Accurate Detection of Esophageal Squamous Cell Carcinoma (ESCC) Using Machine Learning with Methylated DNA Biomarkers

Esophageal cancer, with 544,076 deaths in 2020,1 includes esophageal adenocarcinoma and esophageal squamous cell carcinoma (ESCC). ESCC comprises 90% of esophageal cancers globally. The 5-year survival rate remains poor (15%–25% worldwide) because patients usually present with late disease.2 Although ESCC can be diagnosed by means of esophagogastroduodenoscopy (EGD) with biopsy, EGD is not widely available in low-income countries.2 Inexpensive, safe, accessible diagnostic alternatives will likely improve diagnosis and outcome.

DNA methylation often silences gene expression, inducing loss-of-function of tumor suppressor genes. Hypermethylation occurs at high levels and frequencies in ESCC. However, these potential biomarkers have not been tested extensively in minimally invasively–obtained cytologic samples from patients with ESCC, where they could increase detection of ESCC.

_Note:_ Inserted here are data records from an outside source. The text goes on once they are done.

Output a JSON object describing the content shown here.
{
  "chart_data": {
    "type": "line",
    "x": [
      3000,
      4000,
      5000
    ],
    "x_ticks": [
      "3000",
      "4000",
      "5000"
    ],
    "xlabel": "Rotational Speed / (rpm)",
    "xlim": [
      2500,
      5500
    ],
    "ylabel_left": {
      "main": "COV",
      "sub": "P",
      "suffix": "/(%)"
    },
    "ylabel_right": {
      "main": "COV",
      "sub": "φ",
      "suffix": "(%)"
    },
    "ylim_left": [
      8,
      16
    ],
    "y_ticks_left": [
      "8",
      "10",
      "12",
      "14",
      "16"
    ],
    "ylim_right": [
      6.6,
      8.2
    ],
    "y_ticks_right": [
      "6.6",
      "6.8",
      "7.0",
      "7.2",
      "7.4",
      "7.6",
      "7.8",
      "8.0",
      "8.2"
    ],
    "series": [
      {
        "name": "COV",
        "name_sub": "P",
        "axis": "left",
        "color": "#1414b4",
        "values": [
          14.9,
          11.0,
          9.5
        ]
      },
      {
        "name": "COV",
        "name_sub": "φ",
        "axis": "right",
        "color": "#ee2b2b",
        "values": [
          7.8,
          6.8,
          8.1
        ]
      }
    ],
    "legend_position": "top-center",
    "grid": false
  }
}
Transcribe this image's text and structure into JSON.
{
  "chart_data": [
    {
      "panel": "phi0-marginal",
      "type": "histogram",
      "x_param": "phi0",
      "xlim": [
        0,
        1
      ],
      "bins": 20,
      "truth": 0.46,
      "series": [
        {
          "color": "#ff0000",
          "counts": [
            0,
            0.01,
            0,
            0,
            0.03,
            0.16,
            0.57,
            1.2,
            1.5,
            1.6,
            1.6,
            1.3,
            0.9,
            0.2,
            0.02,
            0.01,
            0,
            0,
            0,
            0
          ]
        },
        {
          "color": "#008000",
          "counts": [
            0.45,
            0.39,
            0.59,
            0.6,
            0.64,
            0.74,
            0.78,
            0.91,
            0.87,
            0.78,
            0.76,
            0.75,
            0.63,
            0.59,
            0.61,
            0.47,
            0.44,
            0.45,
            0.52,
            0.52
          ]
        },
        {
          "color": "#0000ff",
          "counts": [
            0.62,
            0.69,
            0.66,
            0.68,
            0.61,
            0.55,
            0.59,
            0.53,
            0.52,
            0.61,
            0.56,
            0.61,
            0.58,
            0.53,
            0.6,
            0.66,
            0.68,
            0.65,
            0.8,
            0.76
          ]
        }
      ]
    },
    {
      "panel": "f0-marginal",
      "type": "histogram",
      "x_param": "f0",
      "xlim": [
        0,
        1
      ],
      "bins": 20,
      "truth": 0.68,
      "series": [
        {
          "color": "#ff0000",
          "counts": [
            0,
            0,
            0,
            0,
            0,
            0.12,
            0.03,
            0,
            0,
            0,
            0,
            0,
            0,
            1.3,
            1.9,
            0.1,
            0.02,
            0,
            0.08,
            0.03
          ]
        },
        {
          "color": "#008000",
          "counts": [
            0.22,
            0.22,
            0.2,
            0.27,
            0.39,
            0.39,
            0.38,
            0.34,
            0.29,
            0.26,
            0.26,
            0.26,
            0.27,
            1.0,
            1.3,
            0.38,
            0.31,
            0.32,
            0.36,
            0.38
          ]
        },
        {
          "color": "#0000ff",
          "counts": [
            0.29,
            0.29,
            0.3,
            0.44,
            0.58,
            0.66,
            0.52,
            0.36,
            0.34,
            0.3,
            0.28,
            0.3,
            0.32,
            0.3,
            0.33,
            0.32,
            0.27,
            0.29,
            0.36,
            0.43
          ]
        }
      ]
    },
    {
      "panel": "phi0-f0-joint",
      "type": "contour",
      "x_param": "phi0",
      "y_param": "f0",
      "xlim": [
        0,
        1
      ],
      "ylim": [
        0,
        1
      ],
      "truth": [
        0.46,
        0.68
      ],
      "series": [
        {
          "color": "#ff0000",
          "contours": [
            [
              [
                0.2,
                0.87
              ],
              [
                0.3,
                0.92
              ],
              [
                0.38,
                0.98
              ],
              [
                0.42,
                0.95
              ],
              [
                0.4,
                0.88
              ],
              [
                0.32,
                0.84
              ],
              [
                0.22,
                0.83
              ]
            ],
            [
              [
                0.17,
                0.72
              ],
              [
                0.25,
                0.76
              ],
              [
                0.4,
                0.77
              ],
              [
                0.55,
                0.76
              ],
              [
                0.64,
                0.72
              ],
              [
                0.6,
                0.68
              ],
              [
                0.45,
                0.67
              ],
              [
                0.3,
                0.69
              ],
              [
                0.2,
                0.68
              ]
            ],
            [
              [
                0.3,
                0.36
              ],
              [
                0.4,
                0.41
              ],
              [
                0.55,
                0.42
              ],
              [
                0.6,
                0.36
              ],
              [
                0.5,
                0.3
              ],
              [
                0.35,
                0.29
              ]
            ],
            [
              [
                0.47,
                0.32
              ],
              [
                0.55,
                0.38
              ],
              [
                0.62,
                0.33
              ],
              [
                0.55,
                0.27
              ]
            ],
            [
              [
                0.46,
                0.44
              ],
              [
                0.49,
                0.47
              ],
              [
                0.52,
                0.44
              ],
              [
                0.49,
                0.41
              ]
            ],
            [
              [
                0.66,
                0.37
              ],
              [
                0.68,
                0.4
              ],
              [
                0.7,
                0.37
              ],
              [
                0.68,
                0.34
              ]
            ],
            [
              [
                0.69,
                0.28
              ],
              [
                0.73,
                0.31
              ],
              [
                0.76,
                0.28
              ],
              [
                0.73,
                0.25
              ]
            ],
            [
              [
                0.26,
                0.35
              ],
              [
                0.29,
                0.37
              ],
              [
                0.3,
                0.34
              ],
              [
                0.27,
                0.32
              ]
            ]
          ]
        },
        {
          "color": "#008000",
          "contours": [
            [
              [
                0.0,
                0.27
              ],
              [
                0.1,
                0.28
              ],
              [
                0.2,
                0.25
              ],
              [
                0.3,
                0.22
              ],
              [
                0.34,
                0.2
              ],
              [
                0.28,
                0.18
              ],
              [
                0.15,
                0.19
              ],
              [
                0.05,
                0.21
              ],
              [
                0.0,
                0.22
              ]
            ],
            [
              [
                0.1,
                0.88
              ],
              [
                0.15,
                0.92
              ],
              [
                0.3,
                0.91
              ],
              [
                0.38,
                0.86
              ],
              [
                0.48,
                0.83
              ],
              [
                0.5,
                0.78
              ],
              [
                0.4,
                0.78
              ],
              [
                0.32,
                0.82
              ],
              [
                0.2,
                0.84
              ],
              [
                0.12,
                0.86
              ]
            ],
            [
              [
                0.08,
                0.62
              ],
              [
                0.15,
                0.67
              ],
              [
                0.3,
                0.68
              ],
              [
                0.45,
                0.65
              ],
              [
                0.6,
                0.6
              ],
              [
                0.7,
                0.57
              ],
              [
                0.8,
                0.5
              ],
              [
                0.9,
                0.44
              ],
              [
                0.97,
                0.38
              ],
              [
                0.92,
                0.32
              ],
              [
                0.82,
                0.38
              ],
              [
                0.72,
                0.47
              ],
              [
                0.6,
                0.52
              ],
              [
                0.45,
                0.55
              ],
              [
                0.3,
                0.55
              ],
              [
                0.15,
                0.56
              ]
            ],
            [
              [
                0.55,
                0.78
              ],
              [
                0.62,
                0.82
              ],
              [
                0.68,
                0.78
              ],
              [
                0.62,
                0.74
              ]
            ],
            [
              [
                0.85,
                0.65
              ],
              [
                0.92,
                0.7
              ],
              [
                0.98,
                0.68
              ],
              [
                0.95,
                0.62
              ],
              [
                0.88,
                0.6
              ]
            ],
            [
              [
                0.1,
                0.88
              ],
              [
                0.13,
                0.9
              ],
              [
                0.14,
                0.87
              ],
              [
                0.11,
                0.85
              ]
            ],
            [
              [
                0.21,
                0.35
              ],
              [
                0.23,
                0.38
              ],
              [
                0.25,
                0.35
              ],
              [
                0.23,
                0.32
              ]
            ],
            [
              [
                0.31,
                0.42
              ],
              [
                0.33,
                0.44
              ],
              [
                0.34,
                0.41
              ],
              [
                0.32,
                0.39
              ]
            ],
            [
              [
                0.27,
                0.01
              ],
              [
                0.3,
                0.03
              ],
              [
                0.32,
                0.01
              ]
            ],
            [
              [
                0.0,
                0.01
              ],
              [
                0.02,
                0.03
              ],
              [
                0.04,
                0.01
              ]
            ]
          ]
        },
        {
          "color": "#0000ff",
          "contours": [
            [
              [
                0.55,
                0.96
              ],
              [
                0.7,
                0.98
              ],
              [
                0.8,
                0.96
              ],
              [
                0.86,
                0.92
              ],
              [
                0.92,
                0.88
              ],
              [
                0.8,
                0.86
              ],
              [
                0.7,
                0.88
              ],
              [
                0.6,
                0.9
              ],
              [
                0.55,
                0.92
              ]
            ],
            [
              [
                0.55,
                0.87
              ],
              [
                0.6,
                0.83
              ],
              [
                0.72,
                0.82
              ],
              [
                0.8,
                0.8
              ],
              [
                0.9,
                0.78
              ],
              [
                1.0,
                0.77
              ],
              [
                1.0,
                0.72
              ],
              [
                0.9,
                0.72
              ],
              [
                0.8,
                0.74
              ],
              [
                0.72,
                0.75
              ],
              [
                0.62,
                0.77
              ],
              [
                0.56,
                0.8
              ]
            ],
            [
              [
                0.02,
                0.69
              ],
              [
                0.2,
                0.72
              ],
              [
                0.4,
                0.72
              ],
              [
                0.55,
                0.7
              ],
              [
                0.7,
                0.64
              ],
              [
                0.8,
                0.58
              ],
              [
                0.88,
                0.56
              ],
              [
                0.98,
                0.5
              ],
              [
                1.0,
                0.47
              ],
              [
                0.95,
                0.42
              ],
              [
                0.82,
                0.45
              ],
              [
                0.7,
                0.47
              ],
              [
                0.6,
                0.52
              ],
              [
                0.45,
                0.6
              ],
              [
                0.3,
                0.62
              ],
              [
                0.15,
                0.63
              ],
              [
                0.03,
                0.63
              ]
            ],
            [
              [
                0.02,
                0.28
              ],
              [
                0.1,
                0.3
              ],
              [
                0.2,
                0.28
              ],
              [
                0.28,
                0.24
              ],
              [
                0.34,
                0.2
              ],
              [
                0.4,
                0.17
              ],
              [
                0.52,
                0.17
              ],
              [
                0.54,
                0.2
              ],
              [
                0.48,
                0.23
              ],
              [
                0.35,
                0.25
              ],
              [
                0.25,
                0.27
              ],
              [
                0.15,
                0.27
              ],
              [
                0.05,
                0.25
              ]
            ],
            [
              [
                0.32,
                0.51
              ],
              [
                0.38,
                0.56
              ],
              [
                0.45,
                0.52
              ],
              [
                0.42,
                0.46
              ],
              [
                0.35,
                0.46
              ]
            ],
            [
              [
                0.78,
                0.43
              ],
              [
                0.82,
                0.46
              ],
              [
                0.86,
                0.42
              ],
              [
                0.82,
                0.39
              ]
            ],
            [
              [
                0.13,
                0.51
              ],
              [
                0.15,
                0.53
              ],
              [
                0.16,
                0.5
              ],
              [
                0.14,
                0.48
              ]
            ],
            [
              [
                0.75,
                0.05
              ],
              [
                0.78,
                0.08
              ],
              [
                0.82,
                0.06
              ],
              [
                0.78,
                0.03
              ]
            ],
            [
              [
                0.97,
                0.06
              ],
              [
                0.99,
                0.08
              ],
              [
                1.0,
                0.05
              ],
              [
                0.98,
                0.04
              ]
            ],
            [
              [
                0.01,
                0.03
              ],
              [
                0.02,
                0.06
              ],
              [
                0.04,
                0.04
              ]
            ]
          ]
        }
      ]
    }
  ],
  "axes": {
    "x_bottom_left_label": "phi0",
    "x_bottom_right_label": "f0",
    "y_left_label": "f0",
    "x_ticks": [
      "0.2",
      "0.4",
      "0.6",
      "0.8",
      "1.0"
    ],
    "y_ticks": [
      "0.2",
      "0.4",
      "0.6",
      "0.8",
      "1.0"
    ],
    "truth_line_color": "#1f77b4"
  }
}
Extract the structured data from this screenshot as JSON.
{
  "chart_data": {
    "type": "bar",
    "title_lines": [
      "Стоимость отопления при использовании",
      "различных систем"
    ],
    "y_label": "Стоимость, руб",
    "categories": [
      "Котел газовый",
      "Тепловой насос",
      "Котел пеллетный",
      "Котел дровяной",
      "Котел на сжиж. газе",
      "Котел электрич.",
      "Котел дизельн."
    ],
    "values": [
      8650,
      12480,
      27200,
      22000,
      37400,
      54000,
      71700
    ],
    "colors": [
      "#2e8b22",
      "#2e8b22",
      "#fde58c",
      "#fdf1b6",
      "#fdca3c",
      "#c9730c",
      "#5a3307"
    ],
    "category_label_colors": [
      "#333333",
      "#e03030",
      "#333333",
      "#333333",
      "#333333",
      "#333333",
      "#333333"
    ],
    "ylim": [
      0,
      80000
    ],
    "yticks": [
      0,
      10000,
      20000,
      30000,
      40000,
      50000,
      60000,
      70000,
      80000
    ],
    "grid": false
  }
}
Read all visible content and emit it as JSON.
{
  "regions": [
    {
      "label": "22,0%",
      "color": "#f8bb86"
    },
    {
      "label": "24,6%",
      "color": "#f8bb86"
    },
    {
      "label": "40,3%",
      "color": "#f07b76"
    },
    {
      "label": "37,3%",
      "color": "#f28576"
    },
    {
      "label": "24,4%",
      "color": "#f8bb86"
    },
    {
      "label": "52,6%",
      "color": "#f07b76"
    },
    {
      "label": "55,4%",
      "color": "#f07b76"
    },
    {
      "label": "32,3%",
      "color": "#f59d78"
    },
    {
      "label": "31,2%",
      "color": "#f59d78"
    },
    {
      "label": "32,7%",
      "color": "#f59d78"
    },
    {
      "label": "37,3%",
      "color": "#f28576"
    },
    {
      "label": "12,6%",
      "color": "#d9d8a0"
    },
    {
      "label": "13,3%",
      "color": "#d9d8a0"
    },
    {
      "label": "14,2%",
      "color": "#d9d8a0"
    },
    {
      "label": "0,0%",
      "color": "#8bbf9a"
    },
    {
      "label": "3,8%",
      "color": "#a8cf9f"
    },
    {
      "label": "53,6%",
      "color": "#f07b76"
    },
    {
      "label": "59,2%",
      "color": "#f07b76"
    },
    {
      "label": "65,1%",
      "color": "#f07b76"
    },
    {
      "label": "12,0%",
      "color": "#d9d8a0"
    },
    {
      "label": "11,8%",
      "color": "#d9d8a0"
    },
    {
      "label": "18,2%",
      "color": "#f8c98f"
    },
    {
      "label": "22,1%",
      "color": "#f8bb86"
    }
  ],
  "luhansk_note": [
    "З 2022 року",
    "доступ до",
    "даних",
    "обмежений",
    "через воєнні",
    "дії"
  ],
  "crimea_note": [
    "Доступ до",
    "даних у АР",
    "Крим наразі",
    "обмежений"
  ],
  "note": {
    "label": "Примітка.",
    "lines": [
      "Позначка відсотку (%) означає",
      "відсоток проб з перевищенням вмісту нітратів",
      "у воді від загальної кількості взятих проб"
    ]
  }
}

Less invasive, nonendoscopic sampling techniques have examined Barrett’s esophagus, a precursor of esophageal adenocarcinoma.3, 4, 5, 6 A recent article described samples of mostly squamous esophageal dysplasia obtained via endoscopic biopsy, brushings, or older balloons in Iran and China.7 A study by Middleton et al8 was the first to use a sponge-based approach to screen for ESCC in Tanzania. Our approach uses quantitative methylation-specific polymerase chain reaction instead of histology, which requires pathologists to interpret findings of paraffin-embedded cell clots. Our study combines sponge-based sampling with a predictive biomarker panel to develop an accessible ESCC screening method in low-income countries, where EGD is not widely available. We used epigenetic changes (DNA methylation levels) as a basis for this strategy.

To discover and select epigenetic biomarkers, we first searched PubMed and The Cancer Genome Atlas for ESCC markers described previously (Supplementary Figure 1A). We then selected CpG sites using minimum and maximum β-value (percent methylation) thresholds: high methylation levels in ESCC, but low levels in all types of normal tissues. Markers emerging from this step were tested in fully methylated DNA, unmethylated DNA, and finally paired normal–tumor tissues. Markers passing these steps were used to construct a multivariable model on a training set composed of EsophaCap sponge samples. Finally, this model was applied to a separate independent test set.